# Rooster



## Fishcricker (Feb 16, 2008)

Here is a picture of our new Betta. His name is Rooster.


----------



## Twistersmom (Dec 9, 2008)

I am sure he is pretty, even if I cant see him! 
Congrats on the new betta!


----------



## dukie1346 (Mar 22, 2009)

Aww, I can't see your picture, I'm sure he is very pretty though.


----------



## dramaqueen (Jul 7, 2008)

Sorry, I can't see one either.


----------



## dukie1346 (Mar 22, 2009)

I don't think the pictures posted right.


----------



## Kim (Apr 30, 2008)

I can't see it  
I demand you post it again.....just kidding lol (or am I?).
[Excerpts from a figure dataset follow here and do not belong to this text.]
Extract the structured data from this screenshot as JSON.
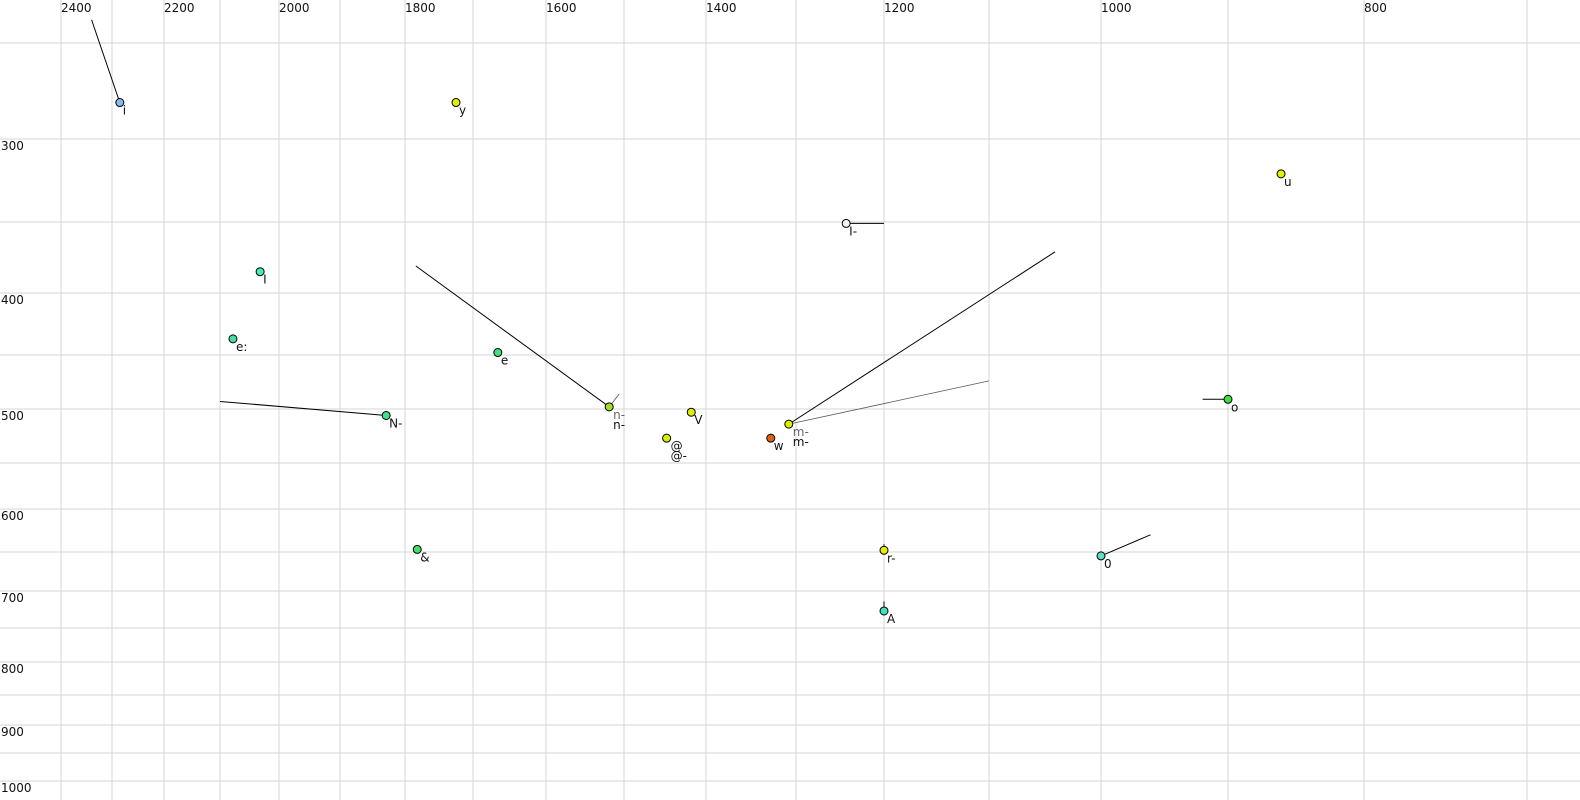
{
  "chart_data": {
    "type": "scatter",
    "title": "",
    "xlabel": "",
    "ylabel": "",
    "x_axis": {
      "reversed": true,
      "scale": "bark-like nonlinear",
      "xlim": [
        2500,
        700
      ],
      "tick_labels": [
        2400,
        2200,
        2000,
        1800,
        1600,
        1400,
        1200,
        1000,
        800
      ],
      "gridlines": [
        2400,
        2300,
        2200,
        2100,
        2000,
        1900,
        1800,
        1700,
        1600,
        1500,
        1400,
        1300,
        1200,
        1100,
        1000,
        900,
        800,
        700
      ],
      "label_position": "top"
    },
    "y_axis": {
      "reversed": false,
      "scale": "nonlinear",
      "ylim": [
        220,
        1000
      ],
      "tick_labels": [
        300,
        400,
        500,
        600,
        700,
        800,
        900,
        1000
      ],
      "gridlines": [
        250,
        300,
        350,
        400,
        450,
        500,
        550,
        600,
        650,
        700,
        750,
        800,
        850,
        900,
        950,
        1000
      ],
      "label_position": "left"
    },
    "grid": true,
    "points": [
      {
        "label": "i",
        "x": 2285,
        "y": 281,
        "color": "#8ab8f0",
        "trail": [
          [
            2340,
            239
          ]
        ]
      },
      {
        "label": "y",
        "x": 1725,
        "y": 281,
        "color": "#e0f000"
      },
      {
        "label": "u",
        "x": 861,
        "y": 321,
        "color": "#e0f000"
      },
      {
        "label": "I-",
        "x": 1243,
        "y": 351,
        "color": "#f4f4f4",
        "trail": [
          [
            1200,
            351
          ]
        ]
      },
      {
        "label": "I",
        "x": 2032,
        "y": 385,
        "color": "#40f0b0"
      },
      {
        "label": "e:",
        "x": 2078,
        "y": 437,
        "color": "#40e0a0"
      },
      {
        "label": "e",
        "x": 1666,
        "y": 448,
        "color": "#40e080"
      },
      {
        "label": "N-",
        "x": 1829,
        "y": 506,
        "color": "#40e090",
        "trail": [
          [
            2100,
            493
          ]
        ]
      },
      {
        "label": "n-",
        "label2": "n-",
        "x": 1519,
        "y": 498,
        "color": "#a0e020",
        "trail": [
          [
            1784,
            381
          ]
        ],
        "trail2": [
          [
            1506,
            486
          ]
        ]
      },
      {
        "label": "V",
        "x": 1418,
        "y": 503,
        "color": "#e0f000"
      },
      {
        "label": "@",
        "label2": "@-",
        "x": 1448,
        "y": 527,
        "color": "#d8f000"
      },
      {
        "label": "w",
        "x": 1328,
        "y": 527,
        "color": "#e06010"
      },
      {
        "label": "m-",
        "label2": "m-",
        "x": 1308,
        "y": 514,
        "color": "#d8f000",
        "trail": [
          [
            1041,
            371
          ]
        ],
        "trail2": [
          [
            1100,
            474
          ]
        ]
      },
      {
        "label": "o",
        "x": 900,
        "y": 491,
        "color": "#40e040",
        "trail": [
          [
            920,
            491
          ]
        ]
      },
      {
        "label": "&",
        "x": 1782,
        "y": 647,
        "color": "#40e060"
      },
      {
        "label": "r-",
        "x": 1200,
        "y": 648,
        "color": "#e0f000",
        "trail": [
          [
            1200,
            641
          ]
        ]
      },
      {
        "label": "0",
        "x": 1000,
        "y": 655,
        "color": "#60e0c0",
        "trail": [
          [
            961,
            630
          ]
        ]
      },
      {
        "label": "A",
        "x": 1200,
        "y": 727,
        "color": "#40e0c0",
        "trail": [
          [
            1200,
            714
          ]
        ]
      }
    ]
  }
}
Naw, I just wanna see your fish


----------



## veganchick (Jan 10, 2009)

same!


----------



## dramaqueen (Jul 7, 2008)

We want pics! We want pics!! lol


----------



## Fishcricker (Feb 16, 2008)




----------



## Fishcricker (Feb 16, 2008)

Here he is. Took me a little while to get the pic to go.


----------



## veganchick (Jan 10, 2009)

tiny pic, but adorable betta! he has really nice coloring! Where did u find him?


----------



## dramaqueen (Jul 7, 2008)

He's beautiful!!


----------



## Twistersmom (Dec 9, 2008)

Wow! He is a beauty! What great colors!


----------



## TitoBetta (Jun 2, 2009)

...i dont see it either... but im sure hes still pretty!!


----------